According to medical experts, the pressure of the large crowd in the incident was so great that it quickly squeezed all the air out of the lungs of the 10 victims, causing them to come out in a minute and die. Severe organs, such as the heart and brain, lacked oxygen.
Critical care anesthesiologist at the University of Texas Health Sciences Center in Houston, Dr. George W. Williams said the hundreds and possibly thousands of pounds of pressure that victims felt on their chests was “like being crushed by a car.”
“The seconds really count for the person recovering and rescuing from that horrific event … organs like the brain and heart start to get injured and after three to four minutes the injury becomes so severe where you can. You will bring that person back. No, “said Williams, who also works at Harris Health LBJ, one of the Health Science Center’s teaching hospitals.
Medical examiners at the Harris County Institute of Forensic Science in Houston had to wait several weeks after the November 5 concert by the rap superstar. Travis Scott For additional test results before making a final decision on the cause and manner of death.
The 10 people who died were among the 50,000 people who attended the festival and were in the audience when Scott’s concert turned out to be fatal.
The youngest victim was 9-year-old Ezra Blunt. Others who died ranged in age from 14 to 27. Medical examiners said the factors contributing to a person’s death were cocaine, methamphetamine and ethanol, a form of alcohol.
About 300 people were injured and treated at the festival site and 25 people were taken to hospital.
Williams said what happened at the Astroworld Festival doesn’t usually happen at a party or other event because the force on them will require a very large crowd to create conditions where people can squeeze air out of their lungs. Chest, lose consciousness and die.

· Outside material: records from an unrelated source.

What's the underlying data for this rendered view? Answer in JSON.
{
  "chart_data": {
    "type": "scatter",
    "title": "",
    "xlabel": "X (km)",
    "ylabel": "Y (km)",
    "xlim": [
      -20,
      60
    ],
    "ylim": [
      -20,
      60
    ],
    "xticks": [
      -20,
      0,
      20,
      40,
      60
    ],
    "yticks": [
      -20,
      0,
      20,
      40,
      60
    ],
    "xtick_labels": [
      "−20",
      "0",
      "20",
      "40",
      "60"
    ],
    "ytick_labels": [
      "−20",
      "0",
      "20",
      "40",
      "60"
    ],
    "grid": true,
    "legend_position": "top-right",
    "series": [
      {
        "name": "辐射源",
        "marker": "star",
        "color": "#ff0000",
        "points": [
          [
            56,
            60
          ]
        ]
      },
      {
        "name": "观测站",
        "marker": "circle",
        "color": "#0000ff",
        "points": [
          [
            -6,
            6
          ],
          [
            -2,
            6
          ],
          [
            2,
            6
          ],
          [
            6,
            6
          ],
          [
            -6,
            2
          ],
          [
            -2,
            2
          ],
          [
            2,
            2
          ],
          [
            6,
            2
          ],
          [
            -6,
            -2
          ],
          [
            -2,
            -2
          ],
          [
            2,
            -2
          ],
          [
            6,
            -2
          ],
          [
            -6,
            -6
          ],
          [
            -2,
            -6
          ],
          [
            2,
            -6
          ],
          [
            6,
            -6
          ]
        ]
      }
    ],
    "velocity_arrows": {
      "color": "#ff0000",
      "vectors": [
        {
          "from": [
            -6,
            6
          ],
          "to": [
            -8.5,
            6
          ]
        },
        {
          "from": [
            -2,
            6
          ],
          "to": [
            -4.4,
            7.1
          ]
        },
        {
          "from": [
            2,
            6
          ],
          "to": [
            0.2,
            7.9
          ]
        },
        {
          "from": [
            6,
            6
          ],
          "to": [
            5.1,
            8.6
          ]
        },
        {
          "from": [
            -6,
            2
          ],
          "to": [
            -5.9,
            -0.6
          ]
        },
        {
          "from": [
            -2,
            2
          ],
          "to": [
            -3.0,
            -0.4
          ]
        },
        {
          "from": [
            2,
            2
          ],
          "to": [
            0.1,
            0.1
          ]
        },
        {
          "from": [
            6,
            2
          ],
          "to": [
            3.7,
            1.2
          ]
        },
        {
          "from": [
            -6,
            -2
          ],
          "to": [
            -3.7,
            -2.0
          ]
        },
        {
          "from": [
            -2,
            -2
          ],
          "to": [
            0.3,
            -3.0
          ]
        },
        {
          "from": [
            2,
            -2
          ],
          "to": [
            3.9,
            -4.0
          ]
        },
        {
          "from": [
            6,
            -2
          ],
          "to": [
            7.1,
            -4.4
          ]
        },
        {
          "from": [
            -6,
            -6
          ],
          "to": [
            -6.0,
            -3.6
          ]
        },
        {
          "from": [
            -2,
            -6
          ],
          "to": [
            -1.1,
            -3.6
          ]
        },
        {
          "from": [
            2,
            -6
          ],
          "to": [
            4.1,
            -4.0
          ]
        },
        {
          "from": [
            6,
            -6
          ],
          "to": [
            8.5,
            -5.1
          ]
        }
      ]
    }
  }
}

“It’s very scary,” Williams said.
More than 300 lawsuits have been filed in the concert over injuries and deaths.
Alex Hilliard, a lawyer representing Ezra Blunt’s family, said the news of how the victims died was “devastating” for their families.
“Knowing this information, there will not be a single family member who is not completely broken into pieces,” Hilliard said.
Lawyer James Lester, representing the family of Bharti Shahani who died several days after the concert, said the medical examiner’s findings confirmed his family’s worst fears.
“The last living moments of their beloved daughter are certainly marked by grief, panic and terror. It is a terrifying, inevitable image that no parent should tolerate,” Leicester said.
Scott and event organizers are the center of a criminal investigation by Houston Police. No one has been charged. No timetable has been set for when the investigation will be completed.
Scott’s attorney reached out to the families of the 10 deceased, offering to pay for the funeral expenses of their loved ones. Some families turned down the offer.
The county’s top elected officials, including Houston, Harris County Judge Leena Hidalgo, proposed a third-party investigation into the planning and implementation of the festival established by Scott.
The Harris County administrator will instead work with other city and county organizations to review safety, fire and other safety plans at the county-owned NRG Park, where the celebration took place.
Other members of Harris County’s governing body, known as the Commissioner’s Court, were concerned that Hidalgo’s investigation could lead to legal obligations for the county.
Crowd security experts say investigations by outsiders can help avoid potential conflicts of interest and promote transparency.
The 56-page event operation plan for the AstroWorld Festival has detailed protocols for dangerous scenarios, including shooters, bombs or terrorist threats, and severe weather. But it did not include information on what to do in case of overcrowding.
A proposal is pending before the Texas Judicial Panel on Multidistrict Litigation, which is overseen by the Texas Supreme Court, to consolidate all litigation and have them overseen by a single judge. A board of judges in Harris County earlier this month granted a separate request to have all pre-trial matters handled by a single judge in various litigation. But the state’s judicial panel issued a stay on the lawsuit, overturning an order by the local board of judges.